O futuro do sorgo: uma alternativa promissora
No cenário agrícola da Bahia, a Sementes Oilema, uma das principais sementeiras da região, está se preparando para uma significativa expansão nas vendas de sorgo. Com a colheita da safra de soja em andamento, as perspectivas já se voltam para o próximo ciclo, com testes de qualidade e vendas iniciando para a safra 2026/2027. Celito Missio, CEO da empresa, compartilhou suas expectativas para a próxima temporada, que, segundo ele, deverá se desenvolver de maneira semelhante à safra atual.
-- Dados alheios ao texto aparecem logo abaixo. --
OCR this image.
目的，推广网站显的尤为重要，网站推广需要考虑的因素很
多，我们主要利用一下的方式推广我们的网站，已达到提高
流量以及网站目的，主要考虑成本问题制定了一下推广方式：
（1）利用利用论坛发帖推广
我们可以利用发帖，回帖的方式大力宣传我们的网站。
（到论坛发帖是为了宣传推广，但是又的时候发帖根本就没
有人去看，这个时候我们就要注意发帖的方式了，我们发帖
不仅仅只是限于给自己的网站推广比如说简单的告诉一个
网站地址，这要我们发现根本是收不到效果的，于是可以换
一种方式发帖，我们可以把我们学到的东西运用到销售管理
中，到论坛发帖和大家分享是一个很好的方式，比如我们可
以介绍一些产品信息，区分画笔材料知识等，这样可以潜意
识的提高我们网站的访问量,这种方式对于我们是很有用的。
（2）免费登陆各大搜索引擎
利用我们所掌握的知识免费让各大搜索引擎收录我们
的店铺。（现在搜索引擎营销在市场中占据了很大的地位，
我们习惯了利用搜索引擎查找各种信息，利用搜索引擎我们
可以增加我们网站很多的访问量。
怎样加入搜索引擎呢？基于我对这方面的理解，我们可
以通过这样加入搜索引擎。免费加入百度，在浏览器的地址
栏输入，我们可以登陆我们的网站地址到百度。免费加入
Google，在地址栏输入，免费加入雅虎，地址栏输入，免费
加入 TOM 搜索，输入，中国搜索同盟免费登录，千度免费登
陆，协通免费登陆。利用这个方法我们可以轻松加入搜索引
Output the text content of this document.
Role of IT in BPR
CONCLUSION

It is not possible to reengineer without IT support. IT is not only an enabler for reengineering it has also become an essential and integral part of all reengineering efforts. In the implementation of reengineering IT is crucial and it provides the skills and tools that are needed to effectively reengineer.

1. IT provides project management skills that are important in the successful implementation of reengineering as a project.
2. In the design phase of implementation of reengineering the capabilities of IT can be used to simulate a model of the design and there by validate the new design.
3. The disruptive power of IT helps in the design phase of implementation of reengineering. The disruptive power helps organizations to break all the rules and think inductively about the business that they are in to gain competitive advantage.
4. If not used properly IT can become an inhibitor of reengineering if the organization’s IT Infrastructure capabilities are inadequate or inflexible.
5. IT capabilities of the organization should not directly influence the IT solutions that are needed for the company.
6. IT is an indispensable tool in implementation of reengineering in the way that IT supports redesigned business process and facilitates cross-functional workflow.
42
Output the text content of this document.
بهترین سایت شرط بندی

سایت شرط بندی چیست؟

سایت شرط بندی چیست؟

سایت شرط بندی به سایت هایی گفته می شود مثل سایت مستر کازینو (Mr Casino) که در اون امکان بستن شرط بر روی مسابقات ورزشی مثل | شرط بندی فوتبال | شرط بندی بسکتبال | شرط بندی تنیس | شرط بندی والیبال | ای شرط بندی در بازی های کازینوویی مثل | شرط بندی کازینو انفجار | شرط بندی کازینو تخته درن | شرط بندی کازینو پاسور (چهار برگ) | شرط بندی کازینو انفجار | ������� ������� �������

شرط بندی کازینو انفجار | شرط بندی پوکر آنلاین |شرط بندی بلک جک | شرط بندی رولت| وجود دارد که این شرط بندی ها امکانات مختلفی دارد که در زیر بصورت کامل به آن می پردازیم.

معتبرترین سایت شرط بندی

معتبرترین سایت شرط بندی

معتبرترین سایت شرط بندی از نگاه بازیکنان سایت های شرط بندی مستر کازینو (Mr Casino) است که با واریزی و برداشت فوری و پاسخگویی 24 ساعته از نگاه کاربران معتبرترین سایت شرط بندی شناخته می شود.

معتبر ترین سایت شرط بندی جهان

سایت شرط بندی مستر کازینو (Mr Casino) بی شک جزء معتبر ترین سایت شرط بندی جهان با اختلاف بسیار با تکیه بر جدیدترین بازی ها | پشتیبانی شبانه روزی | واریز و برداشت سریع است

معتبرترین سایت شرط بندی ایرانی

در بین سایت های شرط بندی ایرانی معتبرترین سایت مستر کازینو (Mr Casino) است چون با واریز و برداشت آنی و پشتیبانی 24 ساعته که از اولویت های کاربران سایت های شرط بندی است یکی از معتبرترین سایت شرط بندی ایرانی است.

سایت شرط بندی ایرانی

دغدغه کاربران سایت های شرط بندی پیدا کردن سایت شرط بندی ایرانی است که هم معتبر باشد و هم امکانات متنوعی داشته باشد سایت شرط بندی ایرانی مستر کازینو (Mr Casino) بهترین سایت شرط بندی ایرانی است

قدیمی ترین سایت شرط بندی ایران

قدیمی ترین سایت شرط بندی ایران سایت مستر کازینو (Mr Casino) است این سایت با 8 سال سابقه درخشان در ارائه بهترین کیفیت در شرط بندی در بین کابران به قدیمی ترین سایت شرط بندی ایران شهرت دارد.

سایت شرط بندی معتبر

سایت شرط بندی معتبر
Apesar da expectativa de queda na taxa Selic, o crédito rural continua a ser um desafio, o que pode afetar as decisões dos agricultores. Missio destaca que a semente, representando apenas 6% a 7% do custo total de produção, ainda dependerá da disponibilidade de crédito para aquisição. “A dificuldade que a gente vê é a disponibilidade de crédito do agricultor para comprar. Como a semente é uma parcela pequena do custo total, é um insumo essencial, mas com a atual situação, muitos produtores podem enfrentar barreiras para obtê-la”, comenta.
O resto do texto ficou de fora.